History of Western Fire Management Could Provide Model for Future
Friday, May 18, 2018
MISSOULA, Mont. – Another intense fire season is expected and just around the corner in Montana. Could the solution to severe fire years in the future actually be putting more burns on the landscape?
Mark Finney, a research forester at the U.S. Forest Service's Missoula Fire Sciences Lab, says fires have historically burned across Montana with less intensity. He notes the present strategy for dealing with fires is focused on suppression, and it's something firefighters in the West are good at.
But the most intense infernos have escaped managers' control. Finney says big fires make up about two percent of blazes but burn 90 percent of the total acreage.
"The only options we have are when to have and what kind to have,” says Finney. “And if we insist on trying to remove all of the fire, all the time we can, then the consequences of that choice are to have only the most extreme fires roaming the landscape."

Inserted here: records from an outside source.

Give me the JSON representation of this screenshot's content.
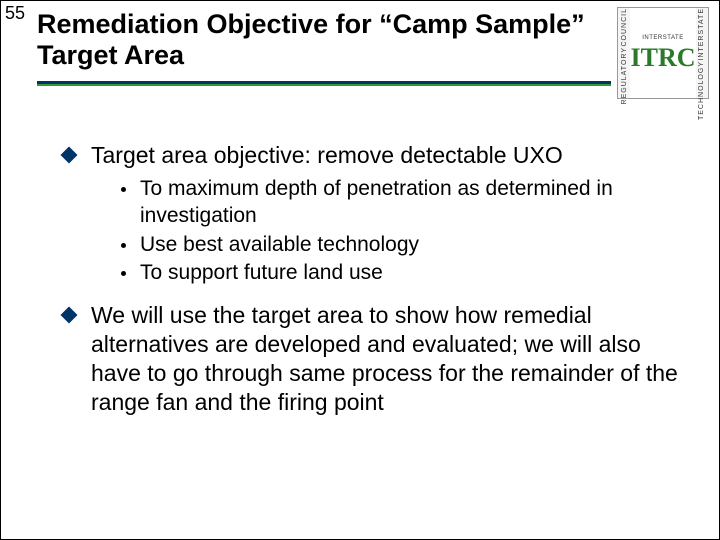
{
  "slide_number": "55",
  "title": "Remediation Objective for “Camp Sample” Target Area",
  "logo": {
    "left_top": "COUNCIL",
    "left_bottom": "REGULATORY",
    "right_top": "INTERSTATE",
    "right_bottom": "TECHNOLOGY",
    "center_label": "INTERSTATE",
    "acronym": "ITRC"
  },
  "bullets": [
    {
      "text": "Target area objective: remove detectable UXO",
      "sub": [
        "To maximum depth of penetration as determined in investigation",
        "Use best available technology",
        "To support future land use"
      ]
    },
    {
      "text": "We will use the target area to show how remedial alternatives are developed and evaluated; we will also have to go through same process for the remainder of the range fan and the firing point",
      "sub": []
    }
  ],
  "colors": {
    "underline_top": "#003366",
    "underline_bottom": "#339933",
    "diamond": "#003366",
    "itrc_green": "#2a7a2a"
  }
}
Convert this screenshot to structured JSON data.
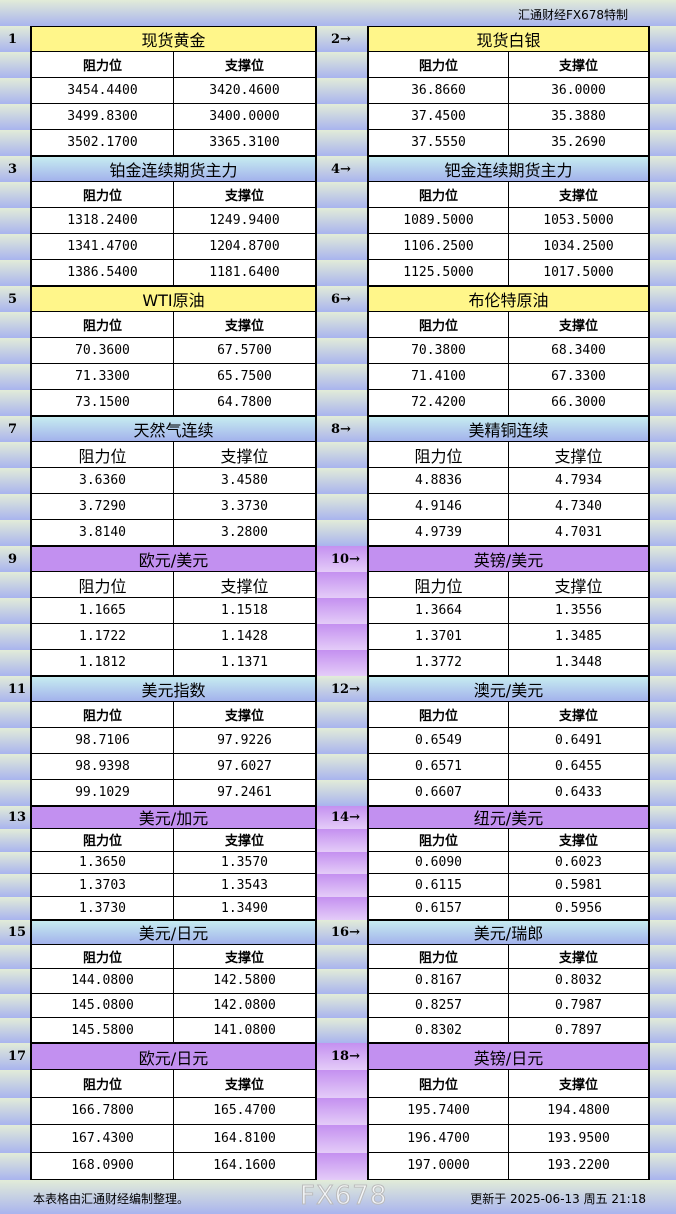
{
  "brand": "汇通财经FX678特制",
  "col_headers": {
    "resistance": "阻力位",
    "support": "支撑位"
  },
  "blocks": [
    {
      "theme": "yellow",
      "left": {
        "no": "1",
        "title": "现货黄金",
        "rows": [
          [
            "3454.4400",
            "3420.4600"
          ],
          [
            "3499.8300",
            "3400.0000"
          ],
          [
            "3502.1700",
            "3365.3100"
          ]
        ]
      },
      "right": {
        "no": "2→",
        "title": "现货白银",
        "rows": [
          [
            "36.8660",
            "36.0000"
          ],
          [
            "37.4500",
            "35.3880"
          ],
          [
            "37.5550",
            "35.2690"
          ]
        ]
      }
    },
    {
      "theme": "blue",
      "left": {
        "no": "3",
        "title": "铂金连续期货主力",
        "rows": [
          [
            "1318.2400",
            "1249.9400"
          ],
          [
            "1341.4700",
            "1204.8700"
          ],
          [
            "1386.5400",
            "1181.6400"
          ]
        ]
      },
      "right": {
        "no": "4→",
        "title": "钯金连续期货主力",
        "rows": [
          [
            "1089.5000",
            "1053.5000"
          ],
          [
            "1106.2500",
            "1034.2500"
          ],
          [
            "1125.5000",
            "1017.5000"
          ]
        ]
      }
    },
    {
      "theme": "yellow",
      "left": {
        "no": "5",
        "title": "WTI原油",
        "rows": [
          [
            "70.3600",
            "67.5700"
          ],
          [
            "71.3300",
            "65.7500"
          ],
          [
            "73.1500",
            "64.7800"
          ]
        ]
      },
      "right": {
        "no": "6→",
        "title": "布伦特原油",
        "rows": [
          [
            "70.3800",
            "68.3400"
          ],
          [
            "71.4100",
            "67.3300"
          ],
          [
            "72.4200",
            "66.3000"
          ]
        ]
      }
    },
    {
      "theme": "blue",
      "big": true,
      "left": {
        "no": "7",
        "title": "天然气连续",
        "rows": [
          [
            "3.6360",
            "3.4580"
          ],
          [
            "3.7290",
            "3.3730"
          ],
          [
            "3.8140",
            "3.2800"
          ]
        ]
      },
      "right": {
        "no": "8→",
        "title": "美精铜连续",
        "rows": [
          [
            "4.8836",
            "4.7934"
          ],
          [
            "4.9146",
            "4.7340"
          ],
          [
            "4.9739",
            "4.7031"
          ]
        ]
      }
    },
    {
      "theme": "purple",
      "big": true,
      "left": {
        "no": "9",
        "title": "欧元/美元",
        "rows": [
          [
            "1.1665",
            "1.1518"
          ],
          [
            "1.1722",
            "1.1428"
          ],
          [
            "1.1812",
            "1.1371"
          ]
        ]
      },
      "right": {
        "no": "10→",
        "title": "英镑/美元",
        "rows": [
          [
            "1.3664",
            "1.3556"
          ],
          [
            "1.3701",
            "1.3485"
          ],
          [
            "1.3772",
            "1.3448"
          ]
        ]
      }
    },
    {
      "theme": "blue",
      "left": {
        "no": "11",
        "title": "美元指数",
        "rows": [
          [
            "98.7106",
            "97.9226"
          ],
          [
            "98.9398",
            "97.6027"
          ],
          [
            "99.1029",
            "97.2461"
          ]
        ]
      },
      "right": {
        "no": "12→",
        "title": "澳元/美元",
        "rows": [
          [
            "0.6549",
            "0.6491"
          ],
          [
            "0.6571",
            "0.6455"
          ],
          [
            "0.6607",
            "0.6433"
          ]
        ]
      }
    },
    {
      "theme": "purple",
      "left": {
        "no": "13",
        "title": "美元/加元",
        "rows": [
          [
            "1.3650",
            "1.3570"
          ],
          [
            "1.3703",
            "1.3543"
          ],
          [
            "1.3730",
            "1.3490"
          ]
        ]
      },
      "right": {
        "no": "14→",
        "title": "纽元/美元",
        "rows": [
          [
            "0.6090",
            "0.6023"
          ],
          [
            "0.6115",
            "0.5981"
          ],
          [
            "0.6157",
            "0.5956"
          ]
        ]
      }
    },
    {
      "theme": "blue",
      "left": {
        "no": "15",
        "title": "美元/日元",
        "rows": [
          [
            "144.0800",
            "142.5800"
          ],
          [
            "145.0800",
            "142.0800"
          ],
          [
            "145.5800",
            "141.0800"
          ]
        ]
      },
      "right": {
        "no": "16→",
        "title": "美元/瑞郎",
        "rows": [
          [
            "0.8167",
            "0.8032"
          ],
          [
            "0.8257",
            "0.7987"
          ],
          [
            "0.8302",
            "0.7897"
          ]
        ]
      }
    },
    {
      "theme": "purple",
      "left": {
        "no": "17",
        "title": "欧元/日元",
        "rows": [
          [
            "166.7800",
            "165.4700"
          ],
          [
            "167.4300",
            "164.8100"
          ],
          [
            "168.0900",
            "164.1600"
          ]
        ]
      },
      "right": {
        "no": "18→",
        "title": "英镑/日元",
        "rows": [
          [
            "195.7400",
            "194.4800"
          ],
          [
            "196.4700",
            "193.9500"
          ],
          [
            "197.0000",
            "193.2200"
          ]
        ]
      }
    }
  ],
  "footer": {
    "note": "本表格由汇通财经编制整理。",
    "updated": "更新于 2025-06-13 周五 21:18"
  },
  "watermark": "FX678"
}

Finney says removing small and moderate fires means biomass that would usually burn instead builds up and turns into fuel for massive fires every few years. About 1.4 million acres burned during Montana's 2017 fire season, the most in state history.
Finney says the history of management could be a guide to maintenance in the future. He notes that the benefits of fire are not as ingrained in western culture as they are in other parts of the country, such as the Southeast. However, knowledge of the need for fires is there.
California timber companies in the late 1800s used prescribed burning to maintain their land. Then, Finney says, a devastating fire at the turn of the century changed the Forest Service's view of management.
"The 1910 fires, which were on the Idaho-Montana divide there, really, really catalyzed the notion that we were going to have to suppress fires and remove them from our forestlands to protect timber supplies, and that they were a threat to professional management," says Finney.
The Great Fire of 1910 in Montana, Idaho and Washington is believed to be the largest single fire in U.S. history. It killed 87 people.
Finney says in fire-dependent ecosystems, there's no substitute for fire. He says it will require a culture change in the West to get used to this idea, but adds that it should be part of the region's management scheme.
"Find out how much and where we need to have fire, and how often,” he says. “Fire has to be built into our land-management planning, our land-management activities, at a scale that is really unprecedented in the last century or so."